(Libération (Mme de Valleys) m’avait demandé de faire une tribune libre avec Henri Meschonnic sur notre proposition, dans l’actualité de cette époque (Mme de Valleys nous avait fait un long interview commun en 2001). J’ai pensé qu’il serait mieux qu’Henri écrive tout seul un texte sur cette proposition puisque c’est moi qui l’aie écrite. Finalement, Libération n’a pas publié le texte.)
Claude Sicre
Il faudrait que tout le monde prenne conscience de l’importance historique qu’a l’amendement voté par l’Assemblée Nationale le 22 mai dernier à l’article 1 de la constitution, déclarant au sujet de la République française, que : « Les langues régionales appartiennent à son patrimoine ». Incluant ainsi ces langues dans à la fois l’histoire de France et l’histoire de la langue française, que François 1er en 1539 à Villers Cotterets avait déclarée – c’était contre le latin, à l’époque – seule langue de France, langue officielle des arrêtés officiels.
Mais la réalité historique et géographique de la France était celle d’une pluralité de langues. L’abbé Grégoire en 1790, pour diffuser les idées révolutionnaires, la révolution partant de Paris, voulait éliminer les patois comme refuges de la féodalité et de la royauté. Encore à la fin du XIXe siècle la République luttait pour imposer le français langue nationale. Car il y avait huit ou neuf langues populaires. Encore en1914-1918, selon les régions, peu connaissaient la langue nationale. Les Bretons ont eu plus de morts que la moyenne nationale à la guerre, parce que peu savaient le français.
Ce rappel n’est pas tourné vers le passé, il est tourné vers le présent et l’avenir, c’est pourquoi j’ai tenu à le faire. Ce n’est pas pour rien que, Parisien de naissance, je participe depuis plus de dix ans au Forum des Langues de Toulouse, créé par Claude Sicre. Parce que j’y ai appris des choses, au cours de ces débats et de ces rencontres. Je ne peux pas oublier un enseignant breton qui souffrait encore de la guerre des chouans et qui souhaitait qu’au plus haut niveau de l’Etat il y ait une déclaration pacificatrice comme Chirac avait fait pour Vichy et les Juifs. Elle n’a toujours pas été faite. L’histoire du passé n’est pas passée, il y en a encore, je l’ai vu de mes oreilles, qui souffrent le jour anniversaire de la saint Barthélemy.
Claude Sicre a raison d’attirer l’attention de la Ministre de la Culture (dépêchons-nous, pendant qu’il y a encore dans ce pays un Ministère de la Culture) sur le danger d’une interprétation régionaliste de cet amendement, qui refermerait, à contre-France, chaque région sur sa langue, supposant que sa langue n’intéresserait qu’elle-même.
Et Claude Sicre se bat pour qu’au contraire on comprenne que toutes ces langues de France sont nationales.
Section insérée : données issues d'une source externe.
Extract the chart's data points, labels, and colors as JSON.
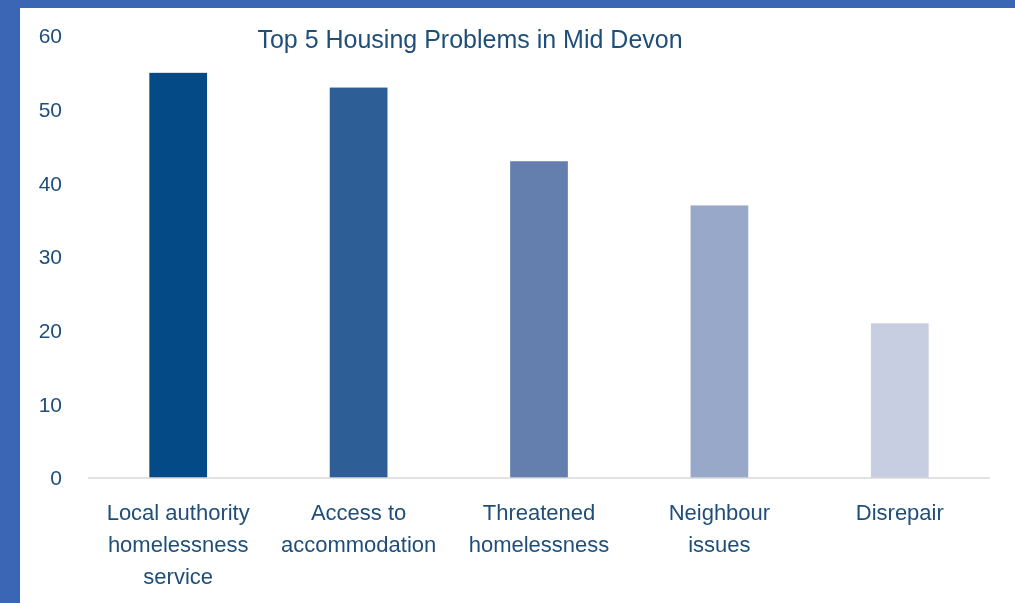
{
  "chart_data": {
    "type": "bar",
    "title": "Top 5 Housing Problems in Mid Devon",
    "categories": [
      "Local authority homelessness service",
      "Access to accommodation",
      "Threatened homelessness",
      "Neighbour issues",
      "Disrepair"
    ],
    "values": [
      55,
      53,
      43,
      37,
      21
    ],
    "colors": [
      "#044a87",
      "#2d5f96",
      "#647fae",
      "#98a8c9",
      "#c8cee2"
    ],
    "ylim": [
      0,
      60
    ],
    "yticks": [
      0,
      10,
      20,
      30,
      40,
      50,
      60
    ],
    "grid": false
  }
}
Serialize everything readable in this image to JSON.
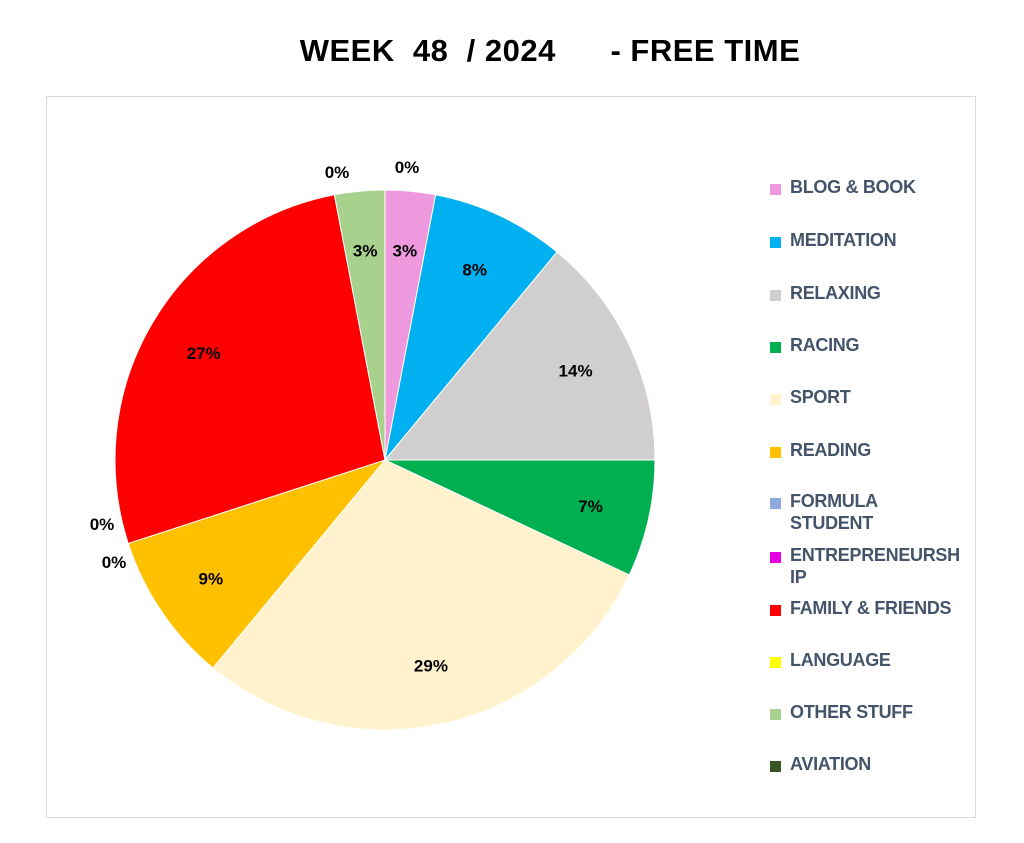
{
  "title": "WEEK  48  / 2024      - FREE TIME",
  "chart_data": {
    "type": "pie",
    "title": "WEEK  48  / 2024      - FREE TIME",
    "legend_position": "right",
    "slices": [
      {
        "name": "BLOG & BOOK",
        "value": 3,
        "label": "3%",
        "color": "#ee99dd"
      },
      {
        "name": "MEDITATION",
        "value": 8,
        "label": "8%",
        "color": "#00b0f0"
      },
      {
        "name": "RELAXING",
        "value": 14,
        "label": "14%",
        "color": "#d0cece"
      },
      {
        "name": "RACING",
        "value": 7,
        "label": "7%",
        "color": "#00b050"
      },
      {
        "name": "SPORT",
        "value": 29,
        "label": "29%",
        "color": "#fff2cc"
      },
      {
        "name": "READING",
        "value": 9,
        "label": "9%",
        "color": "#ffc000"
      },
      {
        "name": "FORMULA STUDENT",
        "value": 0,
        "label": "0%",
        "color": "#8ea9db"
      },
      {
        "name": "ENTREPRENEURSHIP",
        "value": 0,
        "label": "0%",
        "color": "#e600e6"
      },
      {
        "name": "FAMILY & FRIENDS",
        "value": 27,
        "label": "27%",
        "color": "#ff0000"
      },
      {
        "name": "LANGUAGE",
        "value": 0,
        "label": "0%",
        "color": "#ffff00"
      },
      {
        "name": "OTHER STUFF",
        "value": 3,
        "label": "3%",
        "color": "#a9d18e"
      },
      {
        "name": "AVIATION",
        "value": 0,
        "label": "0%",
        "color": "#375623"
      }
    ],
    "legend": [
      {
        "lines": [
          "BLOG & BOOK"
        ]
      },
      {
        "lines": [
          "MEDITATION"
        ]
      },
      {
        "lines": [
          "RELAXING"
        ]
      },
      {
        "lines": [
          "RACING"
        ]
      },
      {
        "lines": [
          "SPORT"
        ]
      },
      {
        "lines": [
          "READING"
        ]
      },
      {
        "lines": [
          "FORMULA",
          "STUDENT"
        ]
      },
      {
        "lines": [
          "ENTREPRENEURSH",
          "IP"
        ]
      },
      {
        "lines": [
          "FAMILY & FRIENDS"
        ]
      },
      {
        "lines": [
          "LANGUAGE"
        ]
      },
      {
        "lines": [
          "OTHER STUFF"
        ]
      },
      {
        "lines": [
          "AVIATION"
        ]
      }
    ]
  }
}
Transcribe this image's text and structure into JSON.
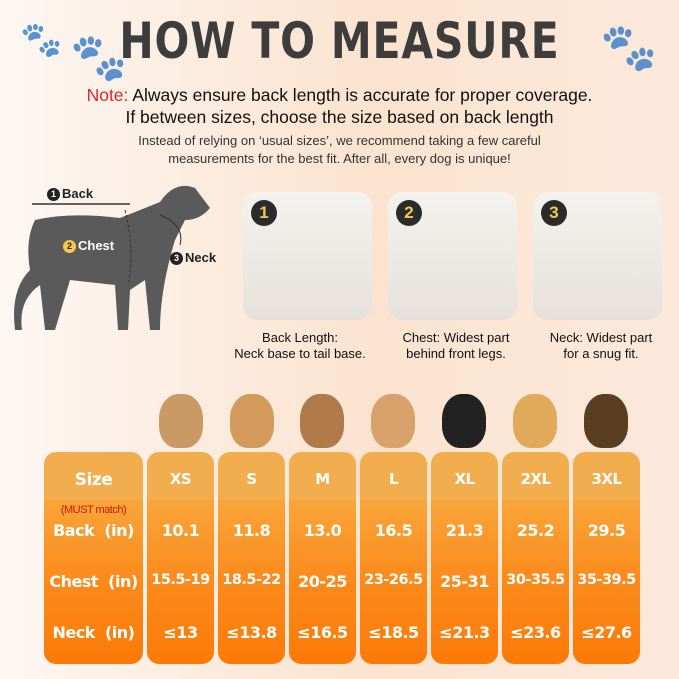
{
  "title": "HOW TO MEASURE",
  "note": {
    "label": "Note:",
    "line1": "Always ensure back length is accurate for proper coverage.",
    "line2": "If between sizes, choose the size based on back length"
  },
  "subtext": {
    "line1": "Instead of relying on ‘usual sizes’, we recommend taking a few careful",
    "line2": "measurements for the best fit. After all, every dog is unique!"
  },
  "diagram": {
    "back": "Back",
    "chest": "Chest",
    "neck": "Neck",
    "n1": "1",
    "n2": "2",
    "n3": "3"
  },
  "steps": [
    {
      "num": "1",
      "line1": "Back Length:",
      "line2": "Neck base to tail base."
    },
    {
      "num": "2",
      "line1": "Chest: Widest part",
      "line2": "behind front legs."
    },
    {
      "num": "3",
      "line1": "Neck: Widest part",
      "line2": "for a snug fit."
    }
  ],
  "table": {
    "header": "Size",
    "must": "(MUST match)",
    "rows": [
      "Back  (in)",
      "Chest  (in)",
      "Neck  (in)"
    ],
    "columns": [
      {
        "size": "XS",
        "back": "10.1",
        "chest": "15.5-19",
        "neck": "≤13"
      },
      {
        "size": "S",
        "back": "11.8",
        "chest": "18.5-22",
        "neck": "≤13.8"
      },
      {
        "size": "M",
        "back": "13.0",
        "chest": "20-25",
        "neck": "≤16.5"
      },
      {
        "size": "L",
        "back": "16.5",
        "chest": "23-26.5",
        "neck": "≤18.5"
      },
      {
        "size": "XL",
        "back": "21.3",
        "chest": "25-31",
        "neck": "≤21.3"
      },
      {
        "size": "2XL",
        "back": "25.2",
        "chest": "30-35.5",
        "neck": "≤23.6"
      },
      {
        "size": "3XL",
        "back": "29.5",
        "chest": "35-39.5",
        "neck": "≤27.6"
      }
    ]
  },
  "colors": {
    "accent": "#fb8b1c",
    "note": "#d42a2a"
  }
}
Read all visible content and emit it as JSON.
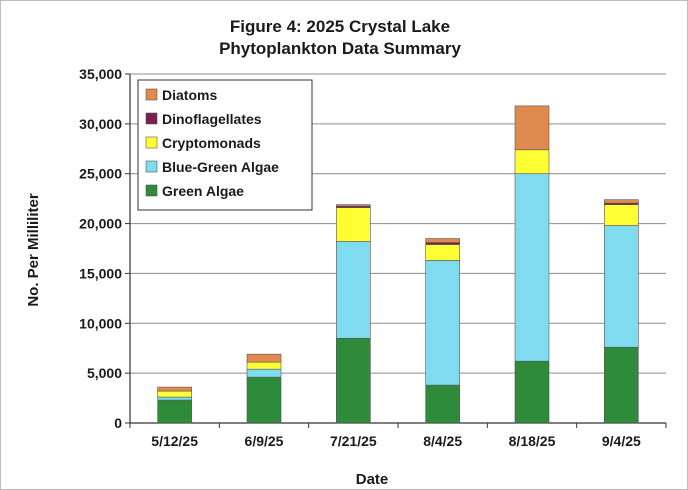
{
  "chart_data": {
    "type": "bar",
    "stacked": true,
    "title": "Figure 4: 2025 Crystal Lake",
    "subtitle": "Phytoplankton Data Summary",
    "xlabel": "Date",
    "ylabel": "No. Per Milliliter",
    "ylim": [
      0,
      35000
    ],
    "yticks": [
      0,
      5000,
      10000,
      15000,
      20000,
      25000,
      30000,
      35000
    ],
    "ytick_labels": [
      "0",
      "5,000",
      "10,000",
      "15,000",
      "20,000",
      "25,000",
      "30,000",
      "35,000"
    ],
    "categories": [
      "5/12/25",
      "6/9/25",
      "7/21/25",
      "8/4/25",
      "8/18/25",
      "9/4/25"
    ],
    "series": [
      {
        "name": "Green Algae",
        "color": "#2e8b3a",
        "values": [
          2300,
          4600,
          8500,
          3800,
          6200,
          7600
        ]
      },
      {
        "name": "Blue-Green Algae",
        "color": "#7fdcf0",
        "values": [
          300,
          800,
          9700,
          12500,
          18800,
          12200
        ]
      },
      {
        "name": "Cryptomonads",
        "color": "#ffff33",
        "values": [
          600,
          700,
          3400,
          1600,
          2400,
          2100
        ]
      },
      {
        "name": "Dinoflagellates",
        "color": "#7a1f4f",
        "values": [
          0,
          0,
          150,
          200,
          0,
          150
        ]
      },
      {
        "name": "Diatoms",
        "color": "#e08a4f",
        "values": [
          400,
          800,
          150,
          400,
          4400,
          350
        ]
      }
    ],
    "legend_order": [
      "Diatoms",
      "Dinoflagellates",
      "Cryptomonads",
      "Blue-Green Algae",
      "Green Algae"
    ],
    "grid": true,
    "legend_position": "top-left"
  }
}
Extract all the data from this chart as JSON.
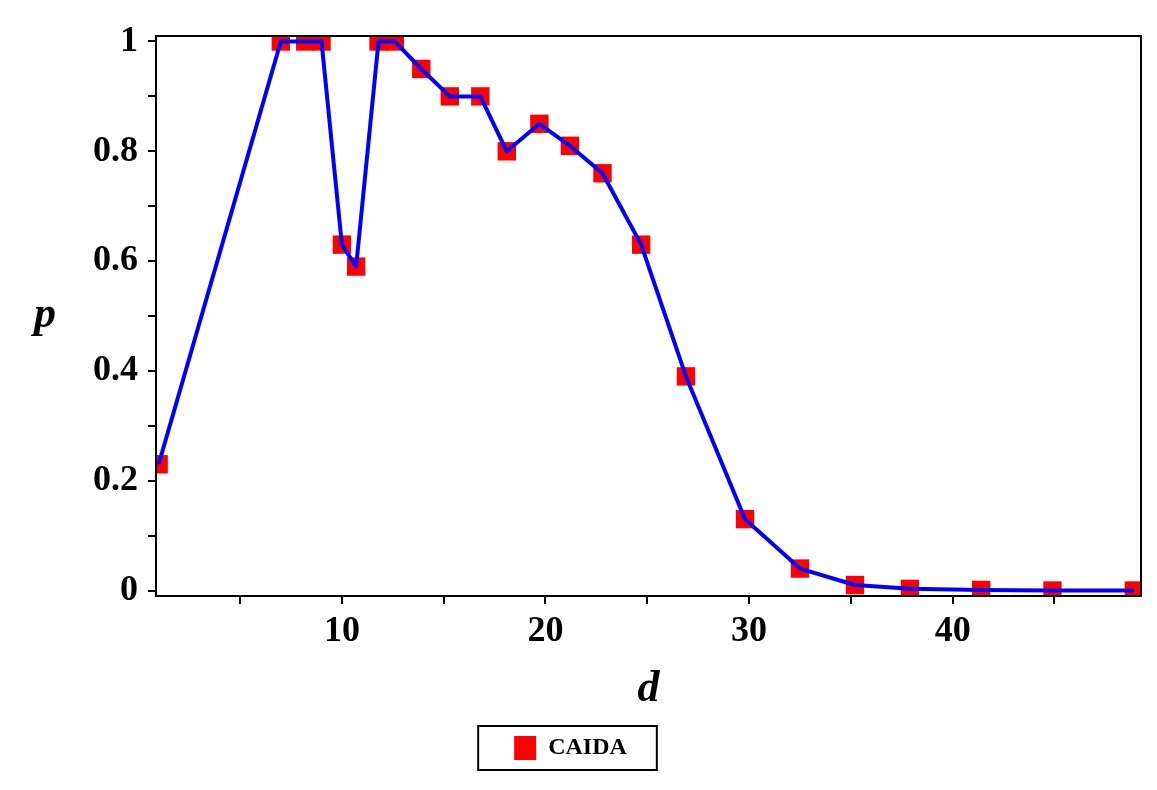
{
  "chart_data": {
    "type": "line",
    "xlabel": "d",
    "ylabel": "p",
    "xlim": [
      0.87,
      49.25
    ],
    "ylim": [
      -0.01,
      1.01
    ],
    "xticks": [
      {
        "value": 5,
        "label": null
      },
      10,
      {
        "value": 15,
        "label": null
      },
      20,
      {
        "value": 25,
        "label": null
      },
      30,
      {
        "value": 35,
        "label": null
      },
      40,
      {
        "value": 45,
        "label": null
      }
    ],
    "yticks": [
      0,
      {
        "value": 0.1,
        "label": null
      },
      0.2,
      {
        "value": 0.3,
        "label": null
      },
      0.4,
      {
        "value": 0.5,
        "label": null
      },
      0.6,
      {
        "value": 0.7,
        "label": null
      },
      0.8,
      {
        "value": 0.9,
        "label": null
      },
      1
    ],
    "legend": "bottom",
    "series": [
      {
        "name": "CAIDA",
        "type": "scatter",
        "marker": "square",
        "color": "#ff0000",
        "x": [
          1,
          7,
          8.2,
          9,
          10,
          10.7,
          11.8,
          12.6,
          13.9,
          15.3,
          16.8,
          18.1,
          19.7,
          21.2,
          22.8,
          24.7,
          26.9,
          29.8,
          32.5,
          35.2,
          37.9,
          41.4,
          44.9,
          48.9
        ],
        "values": [
          0.23,
          1,
          1,
          1,
          0.63,
          0.59,
          1,
          1,
          0.95,
          0.9,
          0.9,
          0.8,
          0.85,
          0.81,
          0.76,
          0.63,
          0.39,
          0.13,
          0.04,
          0.01,
          0.003,
          0.001,
          0,
          0
        ]
      },
      {
        "marker": "none",
        "line_style": "solid",
        "color": "#0000ff",
        "x": [
          1,
          7,
          8.2,
          9,
          10,
          10.7,
          11.8,
          12.6,
          13.9,
          15.3,
          16.8,
          18.1,
          19.7,
          21.2,
          22.8,
          24.7,
          26.9,
          29.8,
          32.5,
          35.2,
          37.9,
          41.4,
          44.9,
          48.9
        ],
        "values": [
          0.23,
          1,
          1,
          1,
          0.63,
          0.59,
          1,
          1,
          0.95,
          0.9,
          0.9,
          0.8,
          0.85,
          0.81,
          0.76,
          0.63,
          0.39,
          0.13,
          0.04,
          0.01,
          0.003,
          0.001,
          0,
          0
        ]
      }
    ]
  }
}
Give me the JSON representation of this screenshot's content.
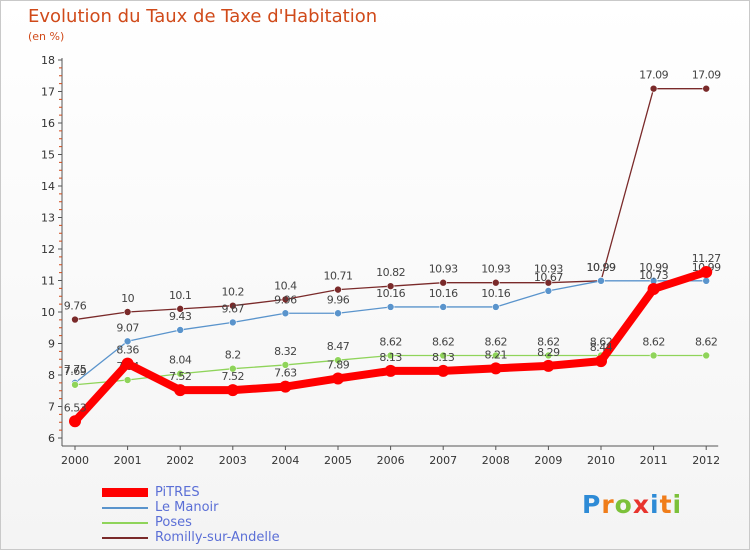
{
  "title": "Evolution du Taux de Taxe d'Habitation",
  "unit_label": "(en %)",
  "logo_text": "Proxiti",
  "logo_colors": [
    "#2e8bd6",
    "#f07d1a",
    "#7cc13a",
    "#e8342e",
    "#2e8bd6",
    "#f07d1a",
    "#7cc13a"
  ],
  "chart_data": {
    "type": "line",
    "categories": [
      "2000",
      "2001",
      "2002",
      "2003",
      "2004",
      "2005",
      "2006",
      "2007",
      "2008",
      "2009",
      "2010",
      "2011",
      "2012"
    ],
    "ylim": [
      6,
      18
    ],
    "yticks": [
      6,
      7,
      8,
      9,
      10,
      11,
      12,
      13,
      14,
      15,
      16,
      17,
      18
    ],
    "grid": false,
    "legend_position": "bottom-left",
    "series": [
      {
        "name": "Romilly-sur-Andelle",
        "color": "#7a2a2a",
        "line_width": "thin",
        "values": [
          9.76,
          10,
          10.1,
          10.2,
          10.4,
          10.71,
          10.82,
          10.93,
          10.93,
          10.93,
          10.99,
          17.09,
          17.09
        ],
        "labels": [
          "9.76",
          "10",
          "10.1",
          "10.2",
          "10.4",
          "10.71",
          "10.82",
          "10.93",
          "10.93",
          "10.93",
          "10.99",
          "17.09",
          "17.09"
        ]
      },
      {
        "name": "Le Manoir",
        "color": "#5a94cc",
        "line_width": "thin",
        "values": [
          7.75,
          9.07,
          9.43,
          9.67,
          9.96,
          9.96,
          10.16,
          10.16,
          10.16,
          10.67,
          10.99,
          10.99,
          10.99
        ],
        "labels": [
          "7.75",
          "9.07",
          "9.43",
          "9.67",
          "9.96",
          "9.96",
          "10.16",
          "10.16",
          "10.16",
          "10.67",
          "10.99",
          "10.99",
          "10.99"
        ]
      },
      {
        "name": "Poses",
        "color": "#8fd45a",
        "line_width": "thin",
        "values": [
          7.69,
          7.84,
          8.04,
          8.2,
          8.32,
          8.47,
          8.62,
          8.62,
          8.62,
          8.62,
          8.62,
          8.62,
          8.62
        ],
        "labels": [
          "7.69",
          "7.84",
          "8.04",
          "8.2",
          "8.32",
          "8.47",
          "8.62",
          "8.62",
          "8.62",
          "8.62",
          "8.62",
          "8.62",
          "8.62"
        ]
      },
      {
        "name": "PiTRES",
        "color": "#ff0000",
        "line_width": "thick",
        "values": [
          6.53,
          8.36,
          7.52,
          7.52,
          7.63,
          7.89,
          8.13,
          8.13,
          8.21,
          8.29,
          8.44,
          10.73,
          11.27
        ],
        "labels": [
          "6.53",
          "8.36",
          "7.52",
          "7.52",
          "7.63",
          "7.89",
          "8.13",
          "8.13",
          "8.21",
          "8.29",
          "8.44",
          "10.73",
          "11.27"
        ]
      }
    ],
    "legend_order": [
      "PiTRES",
      "Le Manoir",
      "Poses",
      "Romilly-sur-Andelle"
    ]
  }
}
Parce que leur histoire, et l’histoire de la culture française, est une histoire d’échanges, d’interaction. Parce que chaque langue est un langue-culture. Pas un instrument de communication.
La vraie reconnaissance que toutes les langues de France « appartiennent à son patrimoine » serait en effet, comme le Forum des Langues de Toulouse le propose, que partout en France on transforme l’enseignement de la culture française en y faisant entrer des initiations à ces langues-cultures, du breton à Strasbourg comme de l’alsacien à Rennes, de l’occitan à Lille comme du picard à Toulouse.
Alors vraiment on accèderait à une véritable histoire et à un véritable avenir, en reconnaissant mieux notre géographie culturelle.
Autant que j’en ai l’expérience, en tant qu’universitaire invité à peu près partout en France, j’ai pu me rendre compte qu’un des clichés culturels les plus tenaces, les plus anciens et les plus nocifs, c’est l’opposition entre Paris et la province. Beaucoup encore y croient, à cette stupidité. C’est un symptôme, à mes yeux, de ce que justement Claude Sicre dénonce comme du centralisme. Je dirais du provincialisme parisien.
L’enseignement de la pluralité des langues-cultures de France soignerait ce mal. Sans oublier que le gain serait double : pour la vie de ces langues (un thème à la mode est de pleurnicher sur la mort des langues, au moins ainsi on travaillerait pour qu’elles vivent), et pour le sens historique d’une solidarité. Sans oublier, étant donné l’histoire des immigrations, en France, depuis des siècles, les langues non territorialisées.
Alors, comme le dit la « proposition de nationalisation des langues-cultures de France » oui, il y aurait, par l’apprentissage que l’unité est une pluralité interne, « plus de démocratie et plus de république ».
Tout cela montre aussi l’importance majeure de l’enseignement dans la vie politique, dans l’éthique du politique.